Precipuamente, é fulcral pontuar que esses acontecimentos derivam da baixa atuação dos setores governamentais, no que concerne a criação desses mecanismos que coíbam tais recorrências.  Segundo o pensador Thomas Hobbes, o Estado é responsável por garantir o bem-estar da população, entretanto, isso não ocorre no Brasil. Contudo, é importante ressaltar que milhares de pessoas são alvos de piadas preconceituosos, desencadeando problemas psicológicos como depressão derivada pela baixa auto-estima.


Além disso, esse preconceito encontra terra fértil na falta de empatia ao próximo.  Assim, a filósofa judia Hannah Arendt, em sua teoria “banalidade do mal”, defende que o comportamento xenófobo ou preconceituoso passa a ser realizado inconscientemente quanto os indivíduos normalizam tal situação, o que pode ser comparado com a questão da discriminação da população acima do peso. Outrossim, vale salientar a importância de medidas para combater o impasse, a fim do pleno funcionamento da sociedade.

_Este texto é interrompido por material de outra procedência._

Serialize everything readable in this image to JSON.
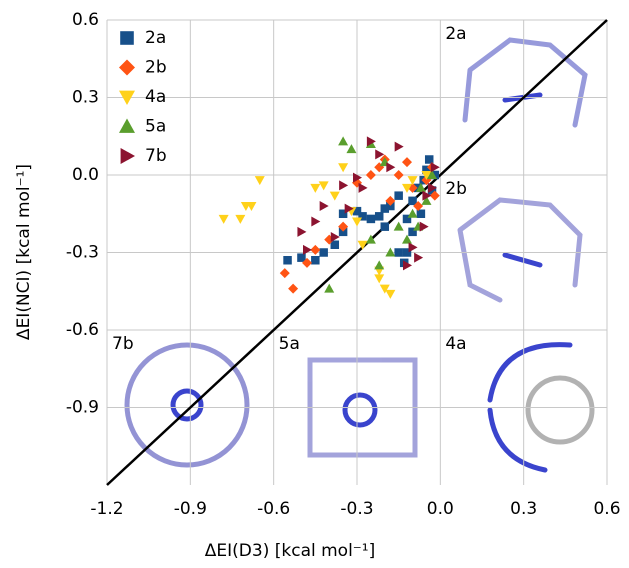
{
  "chart_data": {
    "type": "scatter",
    "xlabel": "ΔEI(D3)  [kcal mol⁻¹]",
    "ylabel": "ΔEI(NCI) [kcal mol⁻¹]",
    "xlim": [
      -1.2,
      0.6
    ],
    "ylim": [
      -1.2,
      0.6
    ],
    "xticks": [
      -1.2,
      -0.9,
      -0.6,
      -0.3,
      {
        "value": 0,
        "label": "0.0"
      },
      0.3,
      0.6
    ],
    "yticks": [
      -0.9,
      -0.6,
      -0.3,
      {
        "value": 0,
        "label": "0.0"
      },
      0.3,
      0.6
    ],
    "grid": true,
    "legend": "upper left",
    "annotations": [
      "2a",
      "2b",
      "7b",
      "5a",
      "4a"
    ],
    "series": [
      {
        "name": "2a",
        "color": "#17508a",
        "marker": "square",
        "x": [
          -0.55,
          -0.5,
          -0.45,
          -0.42,
          -0.38,
          -0.35,
          -0.35,
          -0.3,
          -0.28,
          -0.25,
          -0.22,
          -0.2,
          -0.18,
          -0.15,
          -0.13,
          -0.12,
          -0.1,
          -0.1,
          -0.08,
          -0.06,
          -0.05,
          -0.04,
          -0.03,
          -0.02,
          -0.12,
          -0.2,
          -0.07,
          -0.15
        ],
        "values": [
          -0.33,
          -0.32,
          -0.33,
          -0.3,
          -0.27,
          -0.22,
          -0.15,
          -0.14,
          -0.16,
          -0.17,
          -0.16,
          -0.2,
          -0.12,
          -0.3,
          -0.34,
          -0.17,
          -0.22,
          -0.1,
          -0.05,
          -0.02,
          0.02,
          0.06,
          -0.06,
          0.0,
          -0.3,
          -0.13,
          -0.15,
          -0.08
        ]
      },
      {
        "name": "2b",
        "color": "#ff5414",
        "marker": "diamond",
        "x": [
          -0.56,
          -0.53,
          -0.48,
          -0.45,
          -0.3,
          -0.25,
          -0.22,
          -0.2,
          -0.18,
          -0.15,
          -0.12,
          -0.1,
          -0.08,
          -0.05,
          -0.03,
          -0.02,
          -0.35,
          -0.4
        ],
        "values": [
          -0.38,
          -0.44,
          -0.34,
          -0.29,
          -0.03,
          0.0,
          0.03,
          0.06,
          -0.1,
          0.0,
          0.05,
          -0.05,
          -0.12,
          -0.02,
          0.03,
          -0.08,
          -0.2,
          -0.25
        ]
      },
      {
        "name": "4a",
        "color": "#ffd11a",
        "marker": "triangle-down",
        "x": [
          -0.78,
          -0.72,
          -0.7,
          -0.68,
          -0.65,
          -0.45,
          -0.42,
          -0.38,
          -0.35,
          -0.32,
          -0.3,
          -0.28,
          -0.22,
          -0.2,
          -0.18,
          -0.22,
          -0.12,
          -0.1,
          -0.05
        ],
        "values": [
          -0.17,
          -0.17,
          -0.12,
          -0.12,
          -0.02,
          -0.05,
          -0.04,
          -0.08,
          0.03,
          -0.14,
          -0.18,
          -0.27,
          -0.37,
          -0.44,
          -0.46,
          -0.4,
          -0.05,
          -0.02,
          0.0
        ]
      },
      {
        "name": "5a",
        "color": "#5a9e2d",
        "marker": "triangle-up",
        "x": [
          -0.4,
          -0.35,
          -0.32,
          -0.25,
          -0.25,
          -0.22,
          -0.2,
          -0.18,
          -0.15,
          -0.12,
          -0.1,
          -0.08,
          -0.07,
          -0.05,
          -0.03
        ],
        "values": [
          -0.44,
          0.13,
          0.1,
          0.12,
          -0.25,
          -0.35,
          0.05,
          -0.3,
          -0.2,
          -0.25,
          -0.15,
          -0.2,
          -0.05,
          -0.1,
          0.0
        ]
      },
      {
        "name": "7b",
        "color": "#8c1430",
        "marker": "triangle-right",
        "x": [
          -0.5,
          -0.48,
          -0.45,
          -0.42,
          -0.38,
          -0.35,
          -0.33,
          -0.3,
          -0.28,
          -0.25,
          -0.22,
          -0.18,
          -0.15,
          -0.12,
          -0.1,
          -0.08,
          -0.06,
          -0.05,
          -0.03,
          -0.02
        ],
        "values": [
          -0.22,
          -0.29,
          -0.18,
          -0.12,
          -0.24,
          -0.04,
          -0.13,
          -0.01,
          -0.05,
          0.13,
          0.08,
          0.03,
          0.11,
          -0.35,
          -0.28,
          -0.32,
          -0.2,
          -0.08,
          -0.05,
          0.03
        ]
      }
    ]
  }
}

Assim, medidas exequíveis são necessárias para conter o avanço da problemática na sociedade brasileira. Dessarte, com o intuito de mitigar o problema necessita-se urgentemente que o Tribunal de Contas da União direcione capital, que por intermédio do Estado e do Ministério da Educação será revertido na criação de uma complementação no ensino básico, técnico e superior, através de aulas, atividades dinâmicas e palestras, evidenciem  como a gordofobia é algo atual e recorrente e, por isso deve ser combatida.  Dessa forma, espera-se que as novas gerações tenham consciência de empatia e do respeito ao corpo do próximo.